Bastava um de nós cair com gripe para pedirmos logo
– Mãe chame a tia Madalena
ela vinha sempre e o mundo tornava-se de novo suportável. Deu-nos tanto amor, tanta atenção, tanta bondade. Também gostávamos muito do seu marido, o tio Eloy, que aos domingos à tarde jogava às cartas com as cunhadas e, se lhe calhava um jogo mau na mão, repetia sempre a mesma frase:
– Há muitos anos que sou beleguim e jamais vi uma coisa assim.

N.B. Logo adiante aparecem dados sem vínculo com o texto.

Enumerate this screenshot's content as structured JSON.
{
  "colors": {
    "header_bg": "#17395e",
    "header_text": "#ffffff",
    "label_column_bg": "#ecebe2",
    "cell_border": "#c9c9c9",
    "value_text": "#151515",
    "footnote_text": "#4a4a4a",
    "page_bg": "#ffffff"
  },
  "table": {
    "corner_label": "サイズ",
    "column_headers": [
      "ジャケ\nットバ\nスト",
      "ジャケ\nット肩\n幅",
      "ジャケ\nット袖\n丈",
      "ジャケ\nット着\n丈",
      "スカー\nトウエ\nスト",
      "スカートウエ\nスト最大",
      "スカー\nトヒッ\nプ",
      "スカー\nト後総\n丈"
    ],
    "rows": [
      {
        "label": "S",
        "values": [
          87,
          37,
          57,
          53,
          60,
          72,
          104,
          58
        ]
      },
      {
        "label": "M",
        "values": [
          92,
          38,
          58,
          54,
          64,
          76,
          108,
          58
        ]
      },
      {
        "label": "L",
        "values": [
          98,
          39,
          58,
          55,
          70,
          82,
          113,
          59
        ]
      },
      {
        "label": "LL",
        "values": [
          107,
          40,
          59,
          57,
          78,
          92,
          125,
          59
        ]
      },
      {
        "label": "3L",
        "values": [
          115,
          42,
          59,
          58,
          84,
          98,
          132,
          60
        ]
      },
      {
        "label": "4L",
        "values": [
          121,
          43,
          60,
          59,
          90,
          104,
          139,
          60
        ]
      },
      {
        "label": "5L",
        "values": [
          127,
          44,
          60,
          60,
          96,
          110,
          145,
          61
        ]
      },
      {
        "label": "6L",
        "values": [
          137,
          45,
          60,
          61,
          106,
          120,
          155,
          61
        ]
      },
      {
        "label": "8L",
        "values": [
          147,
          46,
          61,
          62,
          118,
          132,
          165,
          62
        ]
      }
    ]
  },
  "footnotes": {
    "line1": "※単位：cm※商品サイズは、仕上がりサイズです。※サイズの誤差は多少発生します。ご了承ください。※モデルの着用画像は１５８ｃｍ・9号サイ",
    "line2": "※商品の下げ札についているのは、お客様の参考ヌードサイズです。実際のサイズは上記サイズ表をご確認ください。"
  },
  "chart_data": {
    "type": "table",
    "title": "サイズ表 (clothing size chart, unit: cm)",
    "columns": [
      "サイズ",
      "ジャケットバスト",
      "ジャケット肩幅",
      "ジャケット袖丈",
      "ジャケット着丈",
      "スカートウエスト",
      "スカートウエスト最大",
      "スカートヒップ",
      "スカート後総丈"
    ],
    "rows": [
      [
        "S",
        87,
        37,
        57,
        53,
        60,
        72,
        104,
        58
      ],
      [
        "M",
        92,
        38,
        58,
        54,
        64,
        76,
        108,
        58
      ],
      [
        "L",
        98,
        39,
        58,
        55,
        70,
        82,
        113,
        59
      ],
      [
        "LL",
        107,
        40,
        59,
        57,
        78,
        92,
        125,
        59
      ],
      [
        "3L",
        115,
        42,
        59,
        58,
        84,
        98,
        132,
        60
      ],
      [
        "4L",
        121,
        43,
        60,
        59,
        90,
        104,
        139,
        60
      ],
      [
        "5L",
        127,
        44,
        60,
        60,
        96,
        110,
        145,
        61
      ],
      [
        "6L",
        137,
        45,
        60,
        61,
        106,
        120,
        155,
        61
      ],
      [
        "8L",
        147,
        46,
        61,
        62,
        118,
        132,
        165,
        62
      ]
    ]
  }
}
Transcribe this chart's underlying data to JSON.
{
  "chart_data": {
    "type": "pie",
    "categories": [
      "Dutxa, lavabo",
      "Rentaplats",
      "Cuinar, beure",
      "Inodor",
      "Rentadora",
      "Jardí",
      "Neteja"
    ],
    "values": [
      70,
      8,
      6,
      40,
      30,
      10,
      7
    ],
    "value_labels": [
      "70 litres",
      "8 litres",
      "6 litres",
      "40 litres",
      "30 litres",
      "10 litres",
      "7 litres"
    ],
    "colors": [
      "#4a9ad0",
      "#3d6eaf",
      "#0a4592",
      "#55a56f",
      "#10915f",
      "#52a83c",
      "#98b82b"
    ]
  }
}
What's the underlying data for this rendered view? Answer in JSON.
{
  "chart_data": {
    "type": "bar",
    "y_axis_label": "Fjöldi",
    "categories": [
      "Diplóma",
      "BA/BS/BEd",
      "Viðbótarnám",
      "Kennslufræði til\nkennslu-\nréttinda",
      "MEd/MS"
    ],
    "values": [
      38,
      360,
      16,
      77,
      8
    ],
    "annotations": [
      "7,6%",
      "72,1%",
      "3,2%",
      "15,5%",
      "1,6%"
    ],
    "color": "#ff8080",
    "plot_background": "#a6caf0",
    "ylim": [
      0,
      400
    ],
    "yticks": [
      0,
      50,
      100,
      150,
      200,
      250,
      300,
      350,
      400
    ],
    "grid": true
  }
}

Era um advogado importante, vestia-se como um príncipe e nós não concebíamos a família sem ele. A sua influência nos meus irmãos e em mim foi tão grande que o João se tornou do Sporting. Que o tio Eloy fosse do Sporting a gente lá ia aceitando. Porém no caso do João foi sempre um pecado imperdoável, embora houvesse outros casos gravíssimos de sportinguismo na família. Estou no fim desta crónica e acho que a gente, os filhos da minha mãe, tivemos uma sorte imensa com a nossa família. Eram pessoas extraordinárias que nos amavam de todo o coração e nos deram uma infância indecentemente feliz, inclusive a mim que desde sempre vivi atormentado por mil demónios secretos. A minha mãe:
– Nasceste com tudo e nunca estás contente
e de facto não posso queixar-me fosse do que fosse. Nascemos abençoados. Bom, não totalmente: não acham que essa história do Sporting é, no mínimo, esquisita? Ser, como insinuava o meu amigo Artur Semedo, um homem às riscas quando se deve ser homem de uma cor só? Estou a brincar, claro. Ou antes: relativamente a brincar. Não: estou a brincar, pronto. Sou tão parvo que, por paixão, perdoo tudo.